Gareth: It’s been a long time coming and I’m assuming you have plenty of creative ideas stored. So what can people expect from your Brighton title run?

Spike: Misery. Control. Unrest.

Gareth: Where would you like to be within the industry in five years’ time? Is signing with one of the major companies your goal?

Spike: Yes it is but I have my own path to take. I want to develop as my own wrestler. It’s been a very difficult year personally and as a result, wrestling has had to take a backseat in many cases. So now it’s time to catch up and we’ll see what 2020 holds for me.

Gareth: I like to finish with a quickfire round, so just answer the first thing that pops into your head.

What’s your favorite wrestler’s entrance music?

Spike: Jimmy Havoc – I Hope You Suffer.

Gareth: What’s your favorite wrestler’s gimmick?

Spike: Lord Spike Trivet.

Gareth: What’s your favorite gimmick match?

Spike: Brexit on a pole.

Gareth: Does Brexit mean Brexit?

Spike: Stupid.

Gareth: What’s your favorite match of yours?

Spike: Vs. Cara Noir at Resurgence; Vs. Jordon Breaks at RIPTIDE.

Gareth: What’s your favorite match of all time?

Spike: Triple H vs. Daniel Bryan from WrestleMania XXX.

Gareth: What’s your favorite movie and why?

Spike: True Romance, because it’s got everything.

Gareth: Spike, many thanks for your time.

And there we have it. I think you’ll agree, Spike comes across as someone very much driven to succeed. By his own admission, he hasn’t been able to put his full energy into professional wrestling during 2019. The fact that he has captured championship titles in several promotions whilst that’s the case bodes very well for his future. As you will have seen through the promo and match clips dotted throughout, Trivet is amassing a body of work and a legacy already.
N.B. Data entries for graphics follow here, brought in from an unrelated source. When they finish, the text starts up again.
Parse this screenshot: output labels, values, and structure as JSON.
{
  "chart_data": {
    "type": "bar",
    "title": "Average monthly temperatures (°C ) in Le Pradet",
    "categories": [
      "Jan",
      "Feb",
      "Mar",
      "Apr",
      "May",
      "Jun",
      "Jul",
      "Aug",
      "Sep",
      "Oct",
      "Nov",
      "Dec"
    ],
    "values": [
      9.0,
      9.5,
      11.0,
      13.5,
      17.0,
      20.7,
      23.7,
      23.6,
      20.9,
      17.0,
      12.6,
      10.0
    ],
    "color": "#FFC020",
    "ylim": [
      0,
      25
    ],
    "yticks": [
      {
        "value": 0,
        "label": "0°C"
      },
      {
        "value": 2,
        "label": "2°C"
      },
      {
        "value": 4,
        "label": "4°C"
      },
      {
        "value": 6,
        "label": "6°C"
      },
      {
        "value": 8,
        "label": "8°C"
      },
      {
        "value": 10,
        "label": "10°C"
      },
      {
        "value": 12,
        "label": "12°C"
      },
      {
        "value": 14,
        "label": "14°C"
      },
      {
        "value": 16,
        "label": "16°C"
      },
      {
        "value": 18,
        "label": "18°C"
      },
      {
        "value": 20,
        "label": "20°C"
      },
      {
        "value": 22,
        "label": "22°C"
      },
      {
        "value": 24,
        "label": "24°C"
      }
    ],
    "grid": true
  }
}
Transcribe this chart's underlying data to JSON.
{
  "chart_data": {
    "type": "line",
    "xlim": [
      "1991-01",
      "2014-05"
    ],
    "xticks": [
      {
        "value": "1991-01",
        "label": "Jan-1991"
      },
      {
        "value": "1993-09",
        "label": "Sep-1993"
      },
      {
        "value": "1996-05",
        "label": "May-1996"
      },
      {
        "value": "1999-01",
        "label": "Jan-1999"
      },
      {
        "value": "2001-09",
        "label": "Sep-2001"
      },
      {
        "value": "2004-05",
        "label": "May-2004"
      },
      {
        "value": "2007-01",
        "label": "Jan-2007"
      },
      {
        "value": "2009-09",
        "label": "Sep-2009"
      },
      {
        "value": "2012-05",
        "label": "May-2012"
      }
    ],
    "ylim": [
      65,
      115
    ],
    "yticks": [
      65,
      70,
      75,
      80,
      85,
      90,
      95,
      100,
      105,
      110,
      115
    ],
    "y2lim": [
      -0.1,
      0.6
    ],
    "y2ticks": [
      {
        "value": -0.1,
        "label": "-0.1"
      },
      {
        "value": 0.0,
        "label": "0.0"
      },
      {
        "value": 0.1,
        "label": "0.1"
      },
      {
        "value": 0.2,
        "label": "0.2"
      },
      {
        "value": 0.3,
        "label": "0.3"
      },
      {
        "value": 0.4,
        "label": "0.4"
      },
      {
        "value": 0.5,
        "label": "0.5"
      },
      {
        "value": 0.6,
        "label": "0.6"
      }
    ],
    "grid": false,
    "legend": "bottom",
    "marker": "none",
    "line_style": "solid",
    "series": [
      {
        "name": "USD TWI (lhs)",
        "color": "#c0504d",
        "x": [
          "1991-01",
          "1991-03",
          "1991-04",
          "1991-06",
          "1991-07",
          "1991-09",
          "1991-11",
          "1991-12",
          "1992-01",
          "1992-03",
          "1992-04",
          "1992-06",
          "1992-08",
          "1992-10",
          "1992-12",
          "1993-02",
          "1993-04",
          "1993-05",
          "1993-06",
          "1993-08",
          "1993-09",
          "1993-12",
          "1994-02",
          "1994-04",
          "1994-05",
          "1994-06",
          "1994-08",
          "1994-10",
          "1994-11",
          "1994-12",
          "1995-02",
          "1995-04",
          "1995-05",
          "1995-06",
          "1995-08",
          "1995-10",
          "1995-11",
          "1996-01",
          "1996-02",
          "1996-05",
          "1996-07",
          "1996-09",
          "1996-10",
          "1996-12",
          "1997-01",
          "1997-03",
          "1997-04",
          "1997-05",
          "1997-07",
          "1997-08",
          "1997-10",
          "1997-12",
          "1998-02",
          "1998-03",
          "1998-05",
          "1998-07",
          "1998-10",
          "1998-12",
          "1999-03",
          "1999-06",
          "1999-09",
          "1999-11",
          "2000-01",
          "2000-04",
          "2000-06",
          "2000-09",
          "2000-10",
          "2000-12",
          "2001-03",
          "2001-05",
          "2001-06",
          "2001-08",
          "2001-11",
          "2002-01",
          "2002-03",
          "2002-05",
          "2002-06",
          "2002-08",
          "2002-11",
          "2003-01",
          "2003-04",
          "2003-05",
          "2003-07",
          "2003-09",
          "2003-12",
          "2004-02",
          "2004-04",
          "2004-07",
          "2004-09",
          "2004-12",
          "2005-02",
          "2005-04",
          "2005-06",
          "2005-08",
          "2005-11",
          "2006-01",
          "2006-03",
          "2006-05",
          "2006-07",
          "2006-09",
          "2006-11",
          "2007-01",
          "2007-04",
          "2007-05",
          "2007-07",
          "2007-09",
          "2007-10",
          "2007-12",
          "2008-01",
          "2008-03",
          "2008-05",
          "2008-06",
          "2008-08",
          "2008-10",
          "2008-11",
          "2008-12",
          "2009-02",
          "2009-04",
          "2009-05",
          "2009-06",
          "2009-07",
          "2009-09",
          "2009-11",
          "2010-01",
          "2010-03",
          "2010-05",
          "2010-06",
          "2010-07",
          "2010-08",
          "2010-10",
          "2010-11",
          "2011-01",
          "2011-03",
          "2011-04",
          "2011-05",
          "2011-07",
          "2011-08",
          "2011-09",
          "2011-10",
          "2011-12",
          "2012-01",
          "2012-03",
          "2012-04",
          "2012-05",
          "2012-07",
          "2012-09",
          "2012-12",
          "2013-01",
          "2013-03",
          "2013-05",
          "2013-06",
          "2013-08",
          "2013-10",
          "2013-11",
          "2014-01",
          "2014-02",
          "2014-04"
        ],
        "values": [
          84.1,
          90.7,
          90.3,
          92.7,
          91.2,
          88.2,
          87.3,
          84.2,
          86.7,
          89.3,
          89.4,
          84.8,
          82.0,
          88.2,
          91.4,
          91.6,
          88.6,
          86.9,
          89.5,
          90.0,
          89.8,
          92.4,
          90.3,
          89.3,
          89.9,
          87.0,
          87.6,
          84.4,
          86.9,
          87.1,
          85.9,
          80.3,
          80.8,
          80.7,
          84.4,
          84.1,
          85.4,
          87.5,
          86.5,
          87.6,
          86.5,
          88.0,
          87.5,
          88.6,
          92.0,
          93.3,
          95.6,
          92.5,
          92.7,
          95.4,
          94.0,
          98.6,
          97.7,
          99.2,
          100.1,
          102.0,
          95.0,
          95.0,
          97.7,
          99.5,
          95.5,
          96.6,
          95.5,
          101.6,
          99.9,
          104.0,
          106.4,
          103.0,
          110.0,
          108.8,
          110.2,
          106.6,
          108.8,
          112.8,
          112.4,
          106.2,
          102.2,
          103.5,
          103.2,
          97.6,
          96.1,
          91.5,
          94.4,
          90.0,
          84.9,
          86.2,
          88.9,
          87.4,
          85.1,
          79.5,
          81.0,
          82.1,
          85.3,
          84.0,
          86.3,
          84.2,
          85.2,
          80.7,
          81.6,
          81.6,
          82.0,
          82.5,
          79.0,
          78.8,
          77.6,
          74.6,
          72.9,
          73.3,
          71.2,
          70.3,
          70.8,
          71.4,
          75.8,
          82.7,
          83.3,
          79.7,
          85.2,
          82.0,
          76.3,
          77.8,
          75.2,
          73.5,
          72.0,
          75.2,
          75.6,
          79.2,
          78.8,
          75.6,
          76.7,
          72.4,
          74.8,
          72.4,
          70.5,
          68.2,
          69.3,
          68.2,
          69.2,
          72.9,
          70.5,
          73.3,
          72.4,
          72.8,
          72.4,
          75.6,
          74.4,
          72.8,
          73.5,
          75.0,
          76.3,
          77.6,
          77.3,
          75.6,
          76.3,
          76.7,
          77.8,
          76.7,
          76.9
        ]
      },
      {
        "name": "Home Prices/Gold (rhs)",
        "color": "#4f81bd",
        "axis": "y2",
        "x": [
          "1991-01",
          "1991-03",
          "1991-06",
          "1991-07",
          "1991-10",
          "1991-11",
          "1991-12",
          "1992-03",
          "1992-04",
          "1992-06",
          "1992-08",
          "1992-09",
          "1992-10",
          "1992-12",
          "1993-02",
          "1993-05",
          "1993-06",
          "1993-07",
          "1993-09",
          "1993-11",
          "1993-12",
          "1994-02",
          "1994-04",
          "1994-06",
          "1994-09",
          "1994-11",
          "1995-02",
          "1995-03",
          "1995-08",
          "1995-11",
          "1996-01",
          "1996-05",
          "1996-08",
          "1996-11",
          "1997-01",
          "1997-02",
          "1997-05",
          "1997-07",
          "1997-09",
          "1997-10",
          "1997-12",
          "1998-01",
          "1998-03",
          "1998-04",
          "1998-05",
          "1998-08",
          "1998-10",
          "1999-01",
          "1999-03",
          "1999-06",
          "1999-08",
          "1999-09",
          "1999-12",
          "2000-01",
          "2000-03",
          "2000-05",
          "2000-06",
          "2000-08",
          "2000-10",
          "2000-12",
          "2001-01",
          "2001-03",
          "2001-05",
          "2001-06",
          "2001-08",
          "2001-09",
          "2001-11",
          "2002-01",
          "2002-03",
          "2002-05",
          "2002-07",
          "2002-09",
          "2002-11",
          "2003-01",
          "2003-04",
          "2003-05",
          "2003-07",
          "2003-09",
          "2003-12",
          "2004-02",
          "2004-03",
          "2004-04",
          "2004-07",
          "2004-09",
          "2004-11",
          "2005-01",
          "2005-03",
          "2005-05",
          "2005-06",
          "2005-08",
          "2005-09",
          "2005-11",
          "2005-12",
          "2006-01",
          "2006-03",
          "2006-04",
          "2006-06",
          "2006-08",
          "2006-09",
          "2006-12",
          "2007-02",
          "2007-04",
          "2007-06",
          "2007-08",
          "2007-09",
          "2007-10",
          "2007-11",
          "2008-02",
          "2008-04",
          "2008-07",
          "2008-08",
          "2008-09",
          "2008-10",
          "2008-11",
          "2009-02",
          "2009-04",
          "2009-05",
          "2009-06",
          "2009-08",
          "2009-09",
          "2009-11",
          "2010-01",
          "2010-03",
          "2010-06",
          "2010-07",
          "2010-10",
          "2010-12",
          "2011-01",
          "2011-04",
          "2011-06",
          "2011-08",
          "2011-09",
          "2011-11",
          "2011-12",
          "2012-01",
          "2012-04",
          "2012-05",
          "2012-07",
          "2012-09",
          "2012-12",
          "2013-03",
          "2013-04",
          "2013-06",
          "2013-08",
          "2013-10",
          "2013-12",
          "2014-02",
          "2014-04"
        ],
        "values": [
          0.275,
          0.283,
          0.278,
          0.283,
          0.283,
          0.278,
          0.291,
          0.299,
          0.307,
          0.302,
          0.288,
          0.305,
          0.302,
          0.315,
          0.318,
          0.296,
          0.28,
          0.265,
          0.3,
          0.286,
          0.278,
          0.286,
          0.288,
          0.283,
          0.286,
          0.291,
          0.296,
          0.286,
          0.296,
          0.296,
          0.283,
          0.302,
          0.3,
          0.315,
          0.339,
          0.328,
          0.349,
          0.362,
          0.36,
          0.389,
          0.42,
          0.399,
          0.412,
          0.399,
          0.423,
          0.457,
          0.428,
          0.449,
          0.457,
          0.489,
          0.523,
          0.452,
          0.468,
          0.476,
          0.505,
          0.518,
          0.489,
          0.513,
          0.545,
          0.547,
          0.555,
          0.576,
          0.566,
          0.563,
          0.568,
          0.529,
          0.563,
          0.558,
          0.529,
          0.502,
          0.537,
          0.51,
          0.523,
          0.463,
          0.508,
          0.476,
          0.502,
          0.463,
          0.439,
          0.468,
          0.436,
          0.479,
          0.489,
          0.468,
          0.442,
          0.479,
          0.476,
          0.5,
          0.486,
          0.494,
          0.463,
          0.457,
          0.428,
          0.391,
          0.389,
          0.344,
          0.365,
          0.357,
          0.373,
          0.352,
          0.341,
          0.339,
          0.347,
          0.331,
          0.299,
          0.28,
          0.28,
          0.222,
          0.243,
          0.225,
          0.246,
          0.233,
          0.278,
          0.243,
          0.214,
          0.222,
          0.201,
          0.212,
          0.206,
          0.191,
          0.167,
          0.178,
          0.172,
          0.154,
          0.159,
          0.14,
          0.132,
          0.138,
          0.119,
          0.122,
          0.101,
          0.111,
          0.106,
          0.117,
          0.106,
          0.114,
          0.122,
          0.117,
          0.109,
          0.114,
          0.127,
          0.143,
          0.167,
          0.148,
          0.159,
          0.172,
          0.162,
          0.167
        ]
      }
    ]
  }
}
Despite only making his debut three and a half years ago, he’s a man much in demand and 2020 could be a very big year for him. Do Not Resuscitate is expanding rapidly in PROGRESS under his leadership. Money Versus Everybody has a stranglehold over RIPTIDE, and Spike is Brighton Champion. There should be plenty of great material in both of those scenarios for Trivet’s creative mind to play with. It should be a fascinating ride that we see him go on – dotted with misery and unrest, of course.